You all know the scene. Harry and Ron running to save Hermione from the troll, Hermione saving their butts from Professor McGonagall, and well – just them saving each other. I’ve always loved that scene, tame it might be compared to the adventures the Golden Trio shared when they got older. But I always loved it because it set the precedent to their entire friendship. They were so wildly different from one another – each of them had their own priorities, their own insecurities, their own fears, but no matter how dark the path ahead was, no matter the odds, they chose to stay together. At the end of the day, they always chose each other. And it was that constant choice that protected, and ultimately saved the entire Wizarding World.

But for me, Harry Potter was never about the saving the world part. It wasn’t about the Boy Who Lived part either. It was always about the in-betweens. The love, the courage, the friendship, the sacrifices, and the choices – always the choices. I grew up admiring Harry, Ron, and Hermione, and wondering if I’d ever have the courage to stand up for myself and for my loved ones like they so often did. And as much as I admired how brave they were when confronting dark wizards, I admired their determination to make simple brave choices in their everyday lives more. How they stood up for each other with Malfoy, or Umbridge, or even with Snape. How they stood by each other when most people turned their backs on them. Their unconditional love for one another was the kind of love I wanted with my friends. And like everything worth having, the journey was quite tough.

I am a very opinionated person, you see. I’ve got Ginny’s temper, Hermione’s control issues, Harry’s sarcasm, and Ron’s patience (or lack thereof). But I like to think that they possess a quality that I share with all of them – their ability to love. I’ve always prided myself on that. Like them, I put a lot of value on friendship. Like them, I am a put-everything-down-if-a-loved-one-calls kind of person. That’s why I’m so picky with friends. And that’s why I have such a select few. Because these are the people I would do anything for. And I wouldn’t face a mountain troll for just anyone.
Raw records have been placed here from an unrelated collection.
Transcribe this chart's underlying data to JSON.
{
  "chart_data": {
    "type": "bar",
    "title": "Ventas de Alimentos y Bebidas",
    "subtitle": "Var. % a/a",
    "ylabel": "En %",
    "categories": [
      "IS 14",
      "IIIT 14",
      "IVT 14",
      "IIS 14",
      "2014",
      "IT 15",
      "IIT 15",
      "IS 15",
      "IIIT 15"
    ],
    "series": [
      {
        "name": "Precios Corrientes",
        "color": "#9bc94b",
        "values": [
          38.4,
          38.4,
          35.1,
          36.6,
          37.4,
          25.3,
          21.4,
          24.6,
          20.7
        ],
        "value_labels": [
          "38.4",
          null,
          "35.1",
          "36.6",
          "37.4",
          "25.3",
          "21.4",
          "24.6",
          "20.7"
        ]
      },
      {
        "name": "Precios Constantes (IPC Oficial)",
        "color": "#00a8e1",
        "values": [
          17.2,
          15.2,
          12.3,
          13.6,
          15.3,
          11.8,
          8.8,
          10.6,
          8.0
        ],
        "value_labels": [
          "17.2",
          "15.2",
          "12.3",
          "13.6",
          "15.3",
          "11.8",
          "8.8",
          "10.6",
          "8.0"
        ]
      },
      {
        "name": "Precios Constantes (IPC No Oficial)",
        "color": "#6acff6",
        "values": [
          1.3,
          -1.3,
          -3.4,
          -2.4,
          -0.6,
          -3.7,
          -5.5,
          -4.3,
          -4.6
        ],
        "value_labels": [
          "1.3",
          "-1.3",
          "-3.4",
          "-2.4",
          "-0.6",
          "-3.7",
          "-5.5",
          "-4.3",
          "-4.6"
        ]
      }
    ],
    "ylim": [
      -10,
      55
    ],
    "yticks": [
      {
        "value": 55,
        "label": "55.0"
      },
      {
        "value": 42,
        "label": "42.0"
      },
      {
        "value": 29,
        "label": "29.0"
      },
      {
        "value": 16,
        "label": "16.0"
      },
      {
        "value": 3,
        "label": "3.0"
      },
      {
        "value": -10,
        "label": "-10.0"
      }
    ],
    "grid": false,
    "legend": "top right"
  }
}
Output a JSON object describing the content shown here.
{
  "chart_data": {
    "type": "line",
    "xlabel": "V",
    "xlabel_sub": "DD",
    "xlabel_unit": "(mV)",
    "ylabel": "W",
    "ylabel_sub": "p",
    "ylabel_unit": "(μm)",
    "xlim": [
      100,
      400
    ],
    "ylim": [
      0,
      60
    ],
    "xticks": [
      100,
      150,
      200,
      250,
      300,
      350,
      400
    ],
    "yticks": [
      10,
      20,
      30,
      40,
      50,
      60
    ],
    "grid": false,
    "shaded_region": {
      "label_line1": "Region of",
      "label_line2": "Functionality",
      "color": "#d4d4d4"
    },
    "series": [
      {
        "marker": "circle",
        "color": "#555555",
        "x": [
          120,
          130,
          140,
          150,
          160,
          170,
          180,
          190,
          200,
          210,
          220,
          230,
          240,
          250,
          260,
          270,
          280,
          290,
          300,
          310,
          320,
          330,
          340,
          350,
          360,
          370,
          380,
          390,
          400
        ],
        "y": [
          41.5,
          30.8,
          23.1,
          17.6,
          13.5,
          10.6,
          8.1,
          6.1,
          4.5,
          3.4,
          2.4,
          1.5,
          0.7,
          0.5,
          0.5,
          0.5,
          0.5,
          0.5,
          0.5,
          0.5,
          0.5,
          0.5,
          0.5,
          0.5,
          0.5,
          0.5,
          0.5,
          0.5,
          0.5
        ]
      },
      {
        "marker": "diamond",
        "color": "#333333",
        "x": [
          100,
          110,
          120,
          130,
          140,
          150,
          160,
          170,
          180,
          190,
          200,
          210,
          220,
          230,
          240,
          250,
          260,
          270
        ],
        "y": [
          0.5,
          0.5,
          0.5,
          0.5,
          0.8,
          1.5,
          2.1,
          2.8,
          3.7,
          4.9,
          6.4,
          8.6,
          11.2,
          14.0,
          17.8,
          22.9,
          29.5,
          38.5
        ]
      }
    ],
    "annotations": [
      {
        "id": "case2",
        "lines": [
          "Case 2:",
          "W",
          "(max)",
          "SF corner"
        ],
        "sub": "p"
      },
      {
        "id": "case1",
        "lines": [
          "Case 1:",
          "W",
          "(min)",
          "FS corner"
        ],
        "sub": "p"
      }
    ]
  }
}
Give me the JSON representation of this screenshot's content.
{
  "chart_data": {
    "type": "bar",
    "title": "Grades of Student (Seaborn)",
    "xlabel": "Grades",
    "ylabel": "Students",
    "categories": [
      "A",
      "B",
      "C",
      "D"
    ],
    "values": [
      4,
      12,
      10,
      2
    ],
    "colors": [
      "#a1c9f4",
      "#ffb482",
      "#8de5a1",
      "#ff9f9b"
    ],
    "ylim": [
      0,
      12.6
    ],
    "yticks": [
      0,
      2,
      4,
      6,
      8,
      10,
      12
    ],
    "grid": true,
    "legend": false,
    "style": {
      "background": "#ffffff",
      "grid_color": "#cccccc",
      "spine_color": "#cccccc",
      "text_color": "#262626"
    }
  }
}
A few months ago, I had to face my metaphorical troll. I was faced with a choice – to do what my heart was telling me – to protect my friends, or to do what my mind was telling me – to protect myself. I chose my heart, and in the process I lost people who were very close to me, and I gained suspicion from people who were not. I felt like Harry when no one believed that Voldemort was back. I was angry, and sad, but also proud – because I knew it was what Harry would have done. I took comfort in that. And I took comfort in the fact that I wasn’t alone. I had my Ron and my Hermione. My two best friends. And that was more than enough for me.

But in the process, that choice led me to more beautiful things. I discovered my Neville in an old friend – who turned out to be quite the hero. And then I met new ones. Luna. Cho. Penelope. Even Pansy (who knew I could get along with a Slytherin?!) Dean and Seamus. Fred and George. The list goes on. I met incredible people who give me so much joy, and it was all because I mustered enough strength to choose “what was right, and not what was easy”. Just add that to the wonderful things J.K. Rowling has given me.

I survived a battle with a twelve-foot mountain troll because of these people. Looking at it now, it seems so small. So silly. And so insignificant. But like that chapter in Harry’s life, it will always be important as most memories are, because it led me to where I am now.

Now I’m ready to go on new adventures, fight bigger fights, dream bigger dreams, with them at my side. Because where they are, I am safe. I am home.